When it comes to nailing your pitch, greet them with a KISS- keep it stupid simple Start by having solid mission and vision statements. These can be used to craft your pitch. Your elevator pitch is essentially where you are pitching your services to a potential client on the fly. You never know what will come out of a conversation with a stranger, and who they might know. Here are some best practices:
● Keep it short and sweet- 15 seconds, 30 seconds, 1 minute (Having layers helps you expand into the time allotted) ● Have multiple versions and time lengths ● 1 audience or focus per pitch ● Simple language a kindergartener can understand ● Memorize bullets, not the full pitch
- Who are you?
- What problem do you solve?
- Who has this problem?
- How do you solve the problem? (if time allows)
- Do you have any accolades or awards? (if time allows)
- How can someone work with you? ● End with a question or invitation
It is helpful to have multiple versions so that you can whip out a 15s sentence, and a full minute presentation. Try using this model:
15s Hi I’m ____ and I solve x problem for x person
30s This is how I solve x problem for x person
1m This is what qualifies me to solve x problem for x person; and this is why it matters to me
Your elevator pitch can be adjusted to any group. If you offer multiple services, break down each problem and solution for each audience. Maybe you offer marketing consulting and services for the person who wants to offload their marketing strategy, coaching for the person who is doing their own marketing, and workshops for the person who is doing their own marketing and still saving up budget. Know the solution you provide for each problem and who your audience is, and you can tailor your pitch depending on the room you are in. The most important thing is to make sure they know your name and the problem you solve and how they can work with you. If they can’t understand the problem you solve, or they don’t know how to work with you, they won’t become a client or refer you to someone who may be your perfect client.

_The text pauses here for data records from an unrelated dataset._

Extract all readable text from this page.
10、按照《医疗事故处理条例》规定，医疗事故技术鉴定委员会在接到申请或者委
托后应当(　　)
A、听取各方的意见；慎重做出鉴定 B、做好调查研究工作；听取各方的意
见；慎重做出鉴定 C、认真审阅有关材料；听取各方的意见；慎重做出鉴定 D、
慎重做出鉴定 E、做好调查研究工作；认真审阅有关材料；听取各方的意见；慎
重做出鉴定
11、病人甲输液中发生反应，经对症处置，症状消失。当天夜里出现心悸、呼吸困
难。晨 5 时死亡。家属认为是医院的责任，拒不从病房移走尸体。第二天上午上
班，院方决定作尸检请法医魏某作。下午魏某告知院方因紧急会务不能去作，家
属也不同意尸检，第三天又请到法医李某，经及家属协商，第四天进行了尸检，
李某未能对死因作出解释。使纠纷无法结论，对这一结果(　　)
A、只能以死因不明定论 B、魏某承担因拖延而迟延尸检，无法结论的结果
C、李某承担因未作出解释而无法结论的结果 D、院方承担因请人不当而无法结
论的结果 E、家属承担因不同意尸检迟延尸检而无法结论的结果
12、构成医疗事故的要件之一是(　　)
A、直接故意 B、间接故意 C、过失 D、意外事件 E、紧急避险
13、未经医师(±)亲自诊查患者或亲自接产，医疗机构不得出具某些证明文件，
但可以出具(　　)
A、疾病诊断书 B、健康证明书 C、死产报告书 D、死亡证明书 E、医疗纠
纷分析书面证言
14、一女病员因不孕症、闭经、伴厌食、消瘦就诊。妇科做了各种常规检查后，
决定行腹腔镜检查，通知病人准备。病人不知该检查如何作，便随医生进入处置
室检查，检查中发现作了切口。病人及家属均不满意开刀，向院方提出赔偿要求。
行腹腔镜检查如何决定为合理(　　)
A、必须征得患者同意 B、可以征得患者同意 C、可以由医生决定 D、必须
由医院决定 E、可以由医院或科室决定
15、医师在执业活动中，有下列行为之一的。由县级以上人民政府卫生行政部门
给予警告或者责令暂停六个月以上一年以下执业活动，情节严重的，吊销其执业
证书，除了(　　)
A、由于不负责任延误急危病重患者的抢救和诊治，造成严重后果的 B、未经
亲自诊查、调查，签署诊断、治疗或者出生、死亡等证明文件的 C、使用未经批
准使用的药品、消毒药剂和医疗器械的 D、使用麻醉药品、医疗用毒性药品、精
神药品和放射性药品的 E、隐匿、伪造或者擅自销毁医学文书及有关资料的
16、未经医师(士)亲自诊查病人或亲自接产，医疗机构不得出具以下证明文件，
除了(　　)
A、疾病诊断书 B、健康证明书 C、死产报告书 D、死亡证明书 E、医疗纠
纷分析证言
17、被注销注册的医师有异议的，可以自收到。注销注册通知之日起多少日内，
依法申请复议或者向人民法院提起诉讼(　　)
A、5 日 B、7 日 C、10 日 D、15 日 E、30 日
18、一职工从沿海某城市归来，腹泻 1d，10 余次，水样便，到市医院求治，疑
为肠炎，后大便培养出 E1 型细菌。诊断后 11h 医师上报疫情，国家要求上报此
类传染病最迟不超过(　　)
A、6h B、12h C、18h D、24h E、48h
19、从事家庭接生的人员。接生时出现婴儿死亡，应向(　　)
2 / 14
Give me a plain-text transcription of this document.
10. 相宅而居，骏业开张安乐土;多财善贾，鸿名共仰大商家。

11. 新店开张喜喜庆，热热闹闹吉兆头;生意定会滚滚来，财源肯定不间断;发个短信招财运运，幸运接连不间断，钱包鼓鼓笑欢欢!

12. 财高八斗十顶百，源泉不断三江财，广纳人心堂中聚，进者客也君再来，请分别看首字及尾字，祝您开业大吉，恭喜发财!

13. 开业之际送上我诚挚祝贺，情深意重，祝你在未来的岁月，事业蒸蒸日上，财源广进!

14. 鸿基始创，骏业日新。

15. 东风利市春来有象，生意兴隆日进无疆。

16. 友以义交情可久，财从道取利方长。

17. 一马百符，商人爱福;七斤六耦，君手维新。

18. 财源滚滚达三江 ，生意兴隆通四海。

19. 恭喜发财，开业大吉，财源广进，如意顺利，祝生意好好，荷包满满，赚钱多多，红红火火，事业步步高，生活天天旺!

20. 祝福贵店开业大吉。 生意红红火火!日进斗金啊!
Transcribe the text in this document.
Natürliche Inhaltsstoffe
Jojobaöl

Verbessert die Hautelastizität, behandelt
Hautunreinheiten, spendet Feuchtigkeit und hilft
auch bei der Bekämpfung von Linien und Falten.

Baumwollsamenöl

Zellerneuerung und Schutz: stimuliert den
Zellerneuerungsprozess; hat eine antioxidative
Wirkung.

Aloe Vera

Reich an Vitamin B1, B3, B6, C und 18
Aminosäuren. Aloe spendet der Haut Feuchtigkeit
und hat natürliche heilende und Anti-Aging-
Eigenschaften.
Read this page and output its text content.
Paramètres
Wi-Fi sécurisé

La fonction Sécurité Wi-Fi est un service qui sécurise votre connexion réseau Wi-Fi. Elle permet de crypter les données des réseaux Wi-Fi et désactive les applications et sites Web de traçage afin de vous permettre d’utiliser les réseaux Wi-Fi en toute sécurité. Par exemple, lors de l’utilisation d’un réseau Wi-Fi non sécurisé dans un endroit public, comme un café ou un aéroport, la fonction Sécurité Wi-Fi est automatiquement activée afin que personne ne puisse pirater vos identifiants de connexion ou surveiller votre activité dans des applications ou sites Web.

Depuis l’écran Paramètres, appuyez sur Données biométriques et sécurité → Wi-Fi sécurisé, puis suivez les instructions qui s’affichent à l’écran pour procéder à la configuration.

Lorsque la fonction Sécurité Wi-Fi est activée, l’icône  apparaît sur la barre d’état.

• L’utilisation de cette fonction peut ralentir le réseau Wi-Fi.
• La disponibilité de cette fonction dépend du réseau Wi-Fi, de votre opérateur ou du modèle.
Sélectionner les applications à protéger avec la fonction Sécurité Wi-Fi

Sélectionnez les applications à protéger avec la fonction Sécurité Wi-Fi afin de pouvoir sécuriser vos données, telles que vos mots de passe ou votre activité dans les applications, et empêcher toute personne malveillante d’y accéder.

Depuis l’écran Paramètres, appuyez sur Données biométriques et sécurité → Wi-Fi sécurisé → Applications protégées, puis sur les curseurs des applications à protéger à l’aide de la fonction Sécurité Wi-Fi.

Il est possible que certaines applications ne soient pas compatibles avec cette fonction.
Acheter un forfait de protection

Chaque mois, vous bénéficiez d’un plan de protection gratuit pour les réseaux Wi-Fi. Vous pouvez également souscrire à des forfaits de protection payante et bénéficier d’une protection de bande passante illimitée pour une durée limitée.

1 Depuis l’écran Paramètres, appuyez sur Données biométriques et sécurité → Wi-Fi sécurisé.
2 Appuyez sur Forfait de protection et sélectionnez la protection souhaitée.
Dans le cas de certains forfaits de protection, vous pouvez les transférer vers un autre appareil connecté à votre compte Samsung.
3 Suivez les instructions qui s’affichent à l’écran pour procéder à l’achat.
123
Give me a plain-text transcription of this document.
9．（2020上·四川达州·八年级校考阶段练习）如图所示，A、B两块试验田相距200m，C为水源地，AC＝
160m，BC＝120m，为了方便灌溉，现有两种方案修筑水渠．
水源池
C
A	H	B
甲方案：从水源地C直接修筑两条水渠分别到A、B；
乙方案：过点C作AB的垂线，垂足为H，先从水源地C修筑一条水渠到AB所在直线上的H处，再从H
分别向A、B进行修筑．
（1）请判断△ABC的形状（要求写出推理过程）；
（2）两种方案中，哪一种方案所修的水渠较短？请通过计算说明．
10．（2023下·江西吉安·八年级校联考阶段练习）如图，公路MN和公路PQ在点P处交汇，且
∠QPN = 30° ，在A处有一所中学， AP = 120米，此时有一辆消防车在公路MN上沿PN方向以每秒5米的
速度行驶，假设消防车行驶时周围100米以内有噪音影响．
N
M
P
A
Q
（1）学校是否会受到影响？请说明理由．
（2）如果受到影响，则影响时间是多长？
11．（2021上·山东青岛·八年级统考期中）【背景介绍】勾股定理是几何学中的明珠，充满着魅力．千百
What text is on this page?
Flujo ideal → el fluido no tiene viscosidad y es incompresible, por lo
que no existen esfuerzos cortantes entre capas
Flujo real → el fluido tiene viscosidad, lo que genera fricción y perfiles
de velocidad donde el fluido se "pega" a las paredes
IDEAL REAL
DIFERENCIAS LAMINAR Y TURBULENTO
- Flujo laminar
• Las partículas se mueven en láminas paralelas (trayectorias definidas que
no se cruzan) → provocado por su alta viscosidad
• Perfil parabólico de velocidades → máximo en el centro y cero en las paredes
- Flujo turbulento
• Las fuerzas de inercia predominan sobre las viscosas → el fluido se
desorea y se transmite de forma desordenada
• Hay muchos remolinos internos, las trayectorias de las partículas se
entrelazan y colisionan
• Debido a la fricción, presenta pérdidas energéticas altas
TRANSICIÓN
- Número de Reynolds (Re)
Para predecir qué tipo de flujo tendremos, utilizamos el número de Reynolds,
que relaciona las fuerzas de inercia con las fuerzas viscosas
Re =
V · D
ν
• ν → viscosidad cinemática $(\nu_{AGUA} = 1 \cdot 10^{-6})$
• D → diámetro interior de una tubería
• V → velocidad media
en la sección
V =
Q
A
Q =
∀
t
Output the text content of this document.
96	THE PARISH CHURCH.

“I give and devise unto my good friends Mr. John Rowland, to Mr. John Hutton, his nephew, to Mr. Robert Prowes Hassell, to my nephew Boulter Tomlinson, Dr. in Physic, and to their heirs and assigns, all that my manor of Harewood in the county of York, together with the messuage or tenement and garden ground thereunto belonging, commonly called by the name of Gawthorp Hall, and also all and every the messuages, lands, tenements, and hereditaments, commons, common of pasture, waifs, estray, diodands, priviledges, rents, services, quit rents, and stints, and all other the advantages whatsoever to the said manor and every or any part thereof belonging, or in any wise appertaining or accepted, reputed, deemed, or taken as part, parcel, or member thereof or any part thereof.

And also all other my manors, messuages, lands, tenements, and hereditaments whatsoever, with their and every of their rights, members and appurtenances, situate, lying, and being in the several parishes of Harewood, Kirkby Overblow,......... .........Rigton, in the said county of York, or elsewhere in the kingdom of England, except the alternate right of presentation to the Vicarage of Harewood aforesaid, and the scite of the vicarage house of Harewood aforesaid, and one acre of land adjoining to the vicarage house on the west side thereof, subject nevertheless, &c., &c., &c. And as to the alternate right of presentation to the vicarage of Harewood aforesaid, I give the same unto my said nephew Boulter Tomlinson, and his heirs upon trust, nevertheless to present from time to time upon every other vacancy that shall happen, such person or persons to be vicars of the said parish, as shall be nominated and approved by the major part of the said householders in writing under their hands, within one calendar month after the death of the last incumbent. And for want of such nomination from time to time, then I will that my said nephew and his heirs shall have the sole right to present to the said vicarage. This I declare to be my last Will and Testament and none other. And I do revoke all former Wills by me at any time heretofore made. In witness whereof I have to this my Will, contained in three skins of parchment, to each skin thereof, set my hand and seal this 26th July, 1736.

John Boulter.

Bonus Tips: ● Don’t memorize your elevator pitch- it will sound robotic. Instead memorize bullets so that you know how to answer specific questions. ● Don’t stress. People will pick-up on your energy. Just be you. Let them be them. And when it’s a match, it will match. Calm, Cool, Collected. ● Start with who you are- Identity is #1 in anything that you do. ● Know who you are talking to. If you target everyone, you target no one. ● Practice! Don’t be afraid to try different variations. Talk to your mirror. Call some friends and ask them after you pitch to pitch back to you. If they aren’t understanding, tweak your language until they do. ● Know your CTA (call to action)- tailor your elevator pitch to give the listener 1 thing to do (is it brand reputation and you want them to know who you are? Do you want them to be your client? Do you want them to join a workshop? Are they not your client but they know people and you want them to connect you to the right client? When you know who you are and who you serve, you can evaluate the listener and speak directly to them. Pitching is about connection, not a hard sale.